Quando si tratta di minori, gli obiettivi della mediazione penale rispetto all’autore del reato sono rivolti alla sua responsabilizzazione in quanto punto essenziale del percorso educativo. Responsabilizzazione che risulta uno dei principi generali su cui si basa il processo penale minorile
Attualmente la mediazione penale è oggetto di grande interesse nel contesto locale, nazionale ed europeo, probabilmente perché le tematiche che investe sono trasversali non soltanto ai vari settori del sistema pubblico ma rispetto al sistema dei servizi tout court, comprendendo quindi anche l’area del privato sociale e del volontariato quale parte integrante delle potenzialità organizzative.

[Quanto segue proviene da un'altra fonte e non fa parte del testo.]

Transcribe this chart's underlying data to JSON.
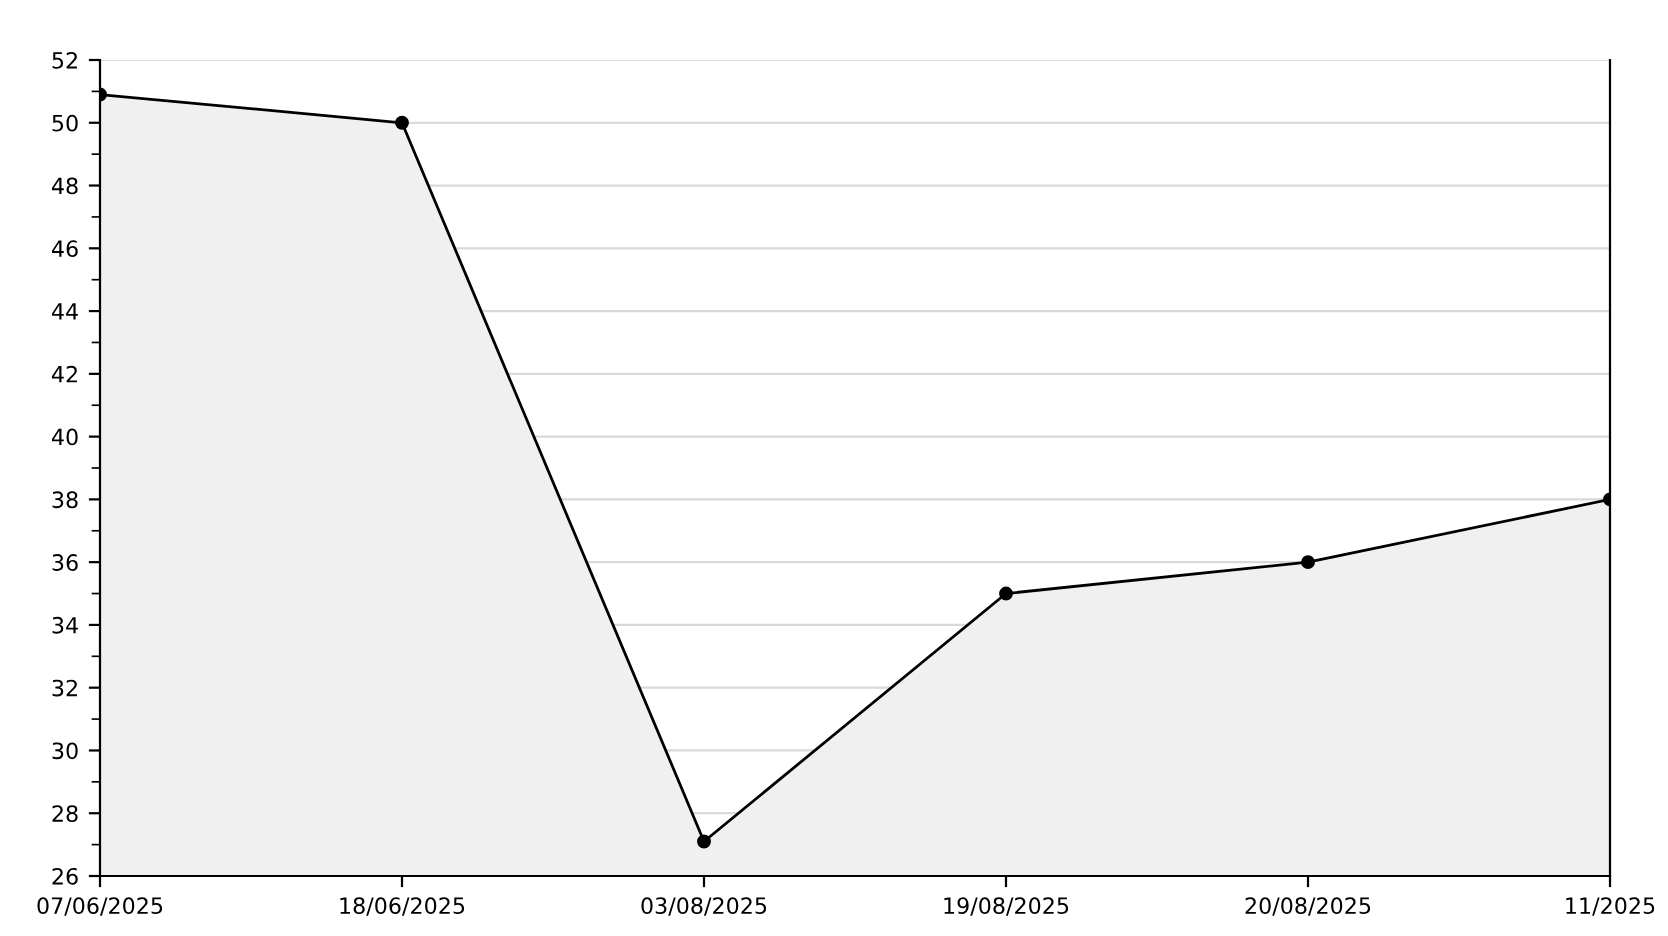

La mediazione penale si inserisce in un discorso molto articolato e ampiamente conosciuto sul modello di giustizia, il cui sistema sanzionatorio non garantisce comunque la soddisfazione delle istanze riparatorie della vittima, ma anche sul modello sociale, il cui sistema integrato richiede un confronto dinamico tra domanda e offerta dei servizi nell’ambito delle priorità definite da ciascun soggetto istituzionale.

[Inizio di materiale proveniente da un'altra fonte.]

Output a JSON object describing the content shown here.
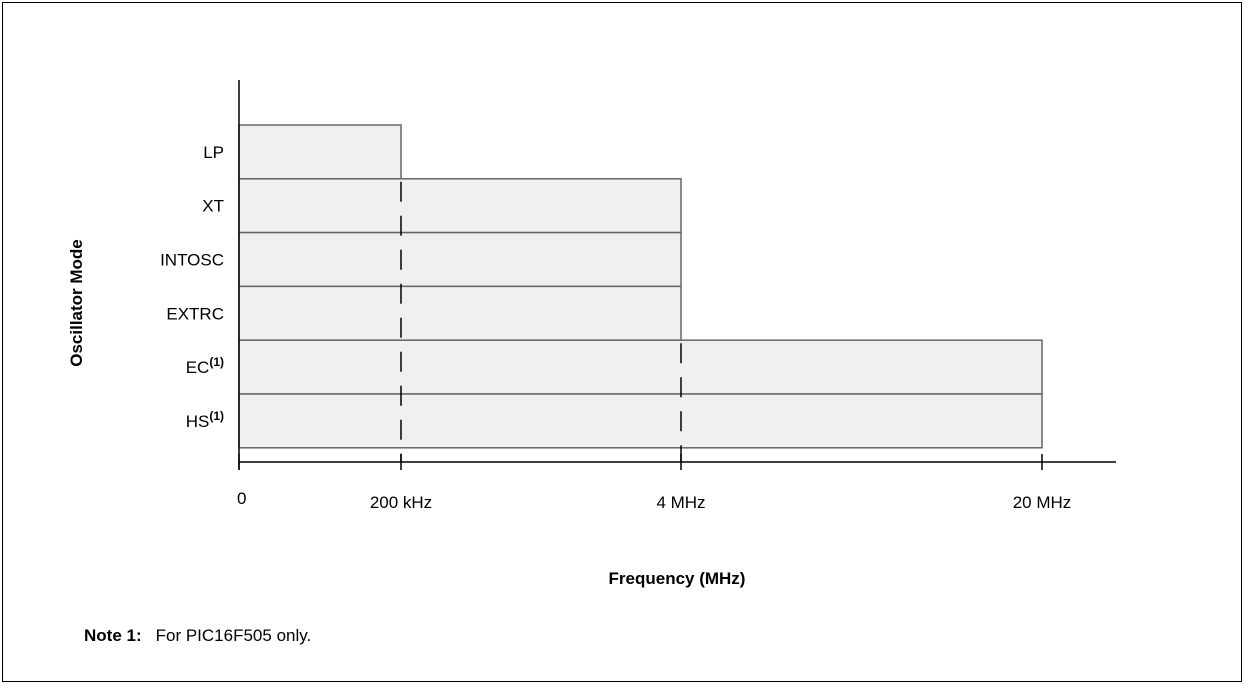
{
  "chart_data": {
    "type": "bar",
    "orientation": "horizontal",
    "ylabel": "Oscillator Mode",
    "xlabel": "Frequency (MHz)",
    "x_tick_labels": [
      "0",
      "200 kHz",
      "4 MHz",
      "20 MHz"
    ],
    "x_tick_values_mhz": [
      0,
      0.2,
      4,
      20
    ],
    "x_scale": "nonlinear (ticks at 0, 200 kHz, 4 MHz, 20 MHz)",
    "grid": false,
    "categories": [
      {
        "label": "LP",
        "superscript": ""
      },
      {
        "label": "XT",
        "superscript": ""
      },
      {
        "label": "INTOSC",
        "superscript": ""
      },
      {
        "label": "EXTRC",
        "superscript": ""
      },
      {
        "label": "EC",
        "superscript": "(1)"
      },
      {
        "label": "HS",
        "superscript": "(1)"
      }
    ],
    "values_mhz": [
      0.2,
      4,
      4,
      4,
      20,
      20
    ],
    "bar_fill": "#f0f0f0",
    "bar_stroke": "#666666"
  },
  "note": {
    "label": "Note  1:",
    "text": "For PIC16F505 only."
  }
}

La domanda di mediazione è quindi apparsa in molti contesti operativi ed in molti settori, da quello penale a quello familiare, scolastico ed altro, in quanto corrisponde all’esigenza di dare una risposta diversa al problema del conflitto, utilizzando una metodologia di gestione i cui contenuti ripropongono antiche modalità di composizione e risoluzione dei conflitti. Il percorso di mediazione, attraverso la valorizzazione dei principi comuni della convivenza civile, riconosce e privilegia la sfera affettivo – relazionale dando spazio alla personalizzazione della comunicazione.

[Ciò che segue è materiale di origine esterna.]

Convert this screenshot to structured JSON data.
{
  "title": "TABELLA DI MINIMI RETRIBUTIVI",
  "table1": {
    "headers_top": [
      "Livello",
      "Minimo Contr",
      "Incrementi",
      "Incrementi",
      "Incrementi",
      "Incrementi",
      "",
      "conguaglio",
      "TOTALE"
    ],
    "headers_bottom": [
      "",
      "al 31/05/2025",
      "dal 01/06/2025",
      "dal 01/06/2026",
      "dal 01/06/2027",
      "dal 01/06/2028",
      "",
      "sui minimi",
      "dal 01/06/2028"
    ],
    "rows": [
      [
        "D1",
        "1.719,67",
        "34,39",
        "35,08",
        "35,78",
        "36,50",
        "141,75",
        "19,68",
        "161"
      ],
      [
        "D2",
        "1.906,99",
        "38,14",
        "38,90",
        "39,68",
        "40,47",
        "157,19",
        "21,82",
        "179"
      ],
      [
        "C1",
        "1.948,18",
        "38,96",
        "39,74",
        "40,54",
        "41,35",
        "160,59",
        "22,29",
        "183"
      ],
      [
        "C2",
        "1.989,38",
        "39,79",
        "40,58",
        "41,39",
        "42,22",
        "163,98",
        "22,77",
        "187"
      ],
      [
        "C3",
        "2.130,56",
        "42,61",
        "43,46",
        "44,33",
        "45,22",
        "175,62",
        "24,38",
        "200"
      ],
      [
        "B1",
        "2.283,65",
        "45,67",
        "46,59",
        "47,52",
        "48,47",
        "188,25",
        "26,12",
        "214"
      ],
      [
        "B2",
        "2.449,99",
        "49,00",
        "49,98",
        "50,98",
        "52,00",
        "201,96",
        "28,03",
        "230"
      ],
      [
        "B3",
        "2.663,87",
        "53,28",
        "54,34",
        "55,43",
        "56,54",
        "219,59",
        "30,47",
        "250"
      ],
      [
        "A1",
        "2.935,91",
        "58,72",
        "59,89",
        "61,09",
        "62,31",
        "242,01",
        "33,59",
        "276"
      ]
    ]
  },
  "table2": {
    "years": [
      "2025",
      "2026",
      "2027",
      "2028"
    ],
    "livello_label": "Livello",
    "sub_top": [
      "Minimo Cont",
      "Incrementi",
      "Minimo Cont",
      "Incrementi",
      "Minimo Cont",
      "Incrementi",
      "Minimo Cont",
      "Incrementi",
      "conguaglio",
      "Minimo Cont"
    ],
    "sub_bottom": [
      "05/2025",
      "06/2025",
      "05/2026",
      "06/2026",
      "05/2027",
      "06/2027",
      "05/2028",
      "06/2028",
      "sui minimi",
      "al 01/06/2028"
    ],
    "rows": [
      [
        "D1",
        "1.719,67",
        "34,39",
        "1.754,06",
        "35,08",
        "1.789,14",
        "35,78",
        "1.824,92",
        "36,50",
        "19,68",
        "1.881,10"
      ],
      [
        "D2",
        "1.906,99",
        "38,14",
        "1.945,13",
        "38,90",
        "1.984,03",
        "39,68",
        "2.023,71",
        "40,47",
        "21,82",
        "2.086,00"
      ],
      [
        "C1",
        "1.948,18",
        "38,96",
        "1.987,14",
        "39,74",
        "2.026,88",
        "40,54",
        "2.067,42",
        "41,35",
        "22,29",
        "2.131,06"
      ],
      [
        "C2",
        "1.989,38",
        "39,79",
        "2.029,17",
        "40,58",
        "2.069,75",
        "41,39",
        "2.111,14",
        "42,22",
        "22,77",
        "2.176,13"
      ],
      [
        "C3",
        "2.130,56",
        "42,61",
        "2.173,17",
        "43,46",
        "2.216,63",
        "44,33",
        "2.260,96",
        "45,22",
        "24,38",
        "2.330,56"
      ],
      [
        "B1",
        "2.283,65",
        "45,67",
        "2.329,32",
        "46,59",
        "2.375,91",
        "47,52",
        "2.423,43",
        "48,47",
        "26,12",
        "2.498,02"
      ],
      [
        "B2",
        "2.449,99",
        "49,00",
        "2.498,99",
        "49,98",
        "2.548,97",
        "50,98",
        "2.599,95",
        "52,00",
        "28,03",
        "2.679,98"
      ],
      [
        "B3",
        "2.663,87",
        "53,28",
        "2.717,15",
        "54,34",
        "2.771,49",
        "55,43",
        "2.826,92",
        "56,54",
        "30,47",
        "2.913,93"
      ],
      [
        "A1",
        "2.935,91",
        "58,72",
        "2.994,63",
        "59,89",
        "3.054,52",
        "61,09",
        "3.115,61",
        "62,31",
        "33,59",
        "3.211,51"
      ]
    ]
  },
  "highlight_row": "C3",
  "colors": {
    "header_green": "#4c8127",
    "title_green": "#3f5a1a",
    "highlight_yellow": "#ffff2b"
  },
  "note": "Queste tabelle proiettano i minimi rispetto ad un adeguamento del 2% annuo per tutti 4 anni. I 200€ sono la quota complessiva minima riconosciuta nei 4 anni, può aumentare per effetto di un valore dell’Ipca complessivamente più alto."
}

Focalizzare l’attenzione sulla comunicazione appare importante perché in una realtà in cui le possibilità di comunicazione sono implementate da supporti tecnologici avanzatissimi e l’uso dei mezzi di comunicazione, basti pensare alle e.mail o agli SMS, è diffuso tra una fascia di popolazione molto ampia per caratteristiche anagrafiche, quali l’età, il luogo di residenza, oltre che per le condizioni socio-economiche; tuttavia non è raro percepire come a tale aumento di opportunità non corrisponda la certezza dell’efficacia della comunicazione.
Comunicazione che diventa frammentaria, priva di un contatto diretto e quindi che inevitabilmente riduce la dimensione empatica nella relazione interpersonale.
Tale considerazione trova ulteriore conferma nel fatto che l’esigenza di recuperare questa dimensione del dialogo e del confronto diretto è stata colta dai mezzi di comunicazione di massa, infatti vi sono trasmissioni televisive che si basano proprio sul mettere di fronte due persone o personaggi, non importa se sono o interpretano, che hanno un conflitto da affrontare e da risolvere.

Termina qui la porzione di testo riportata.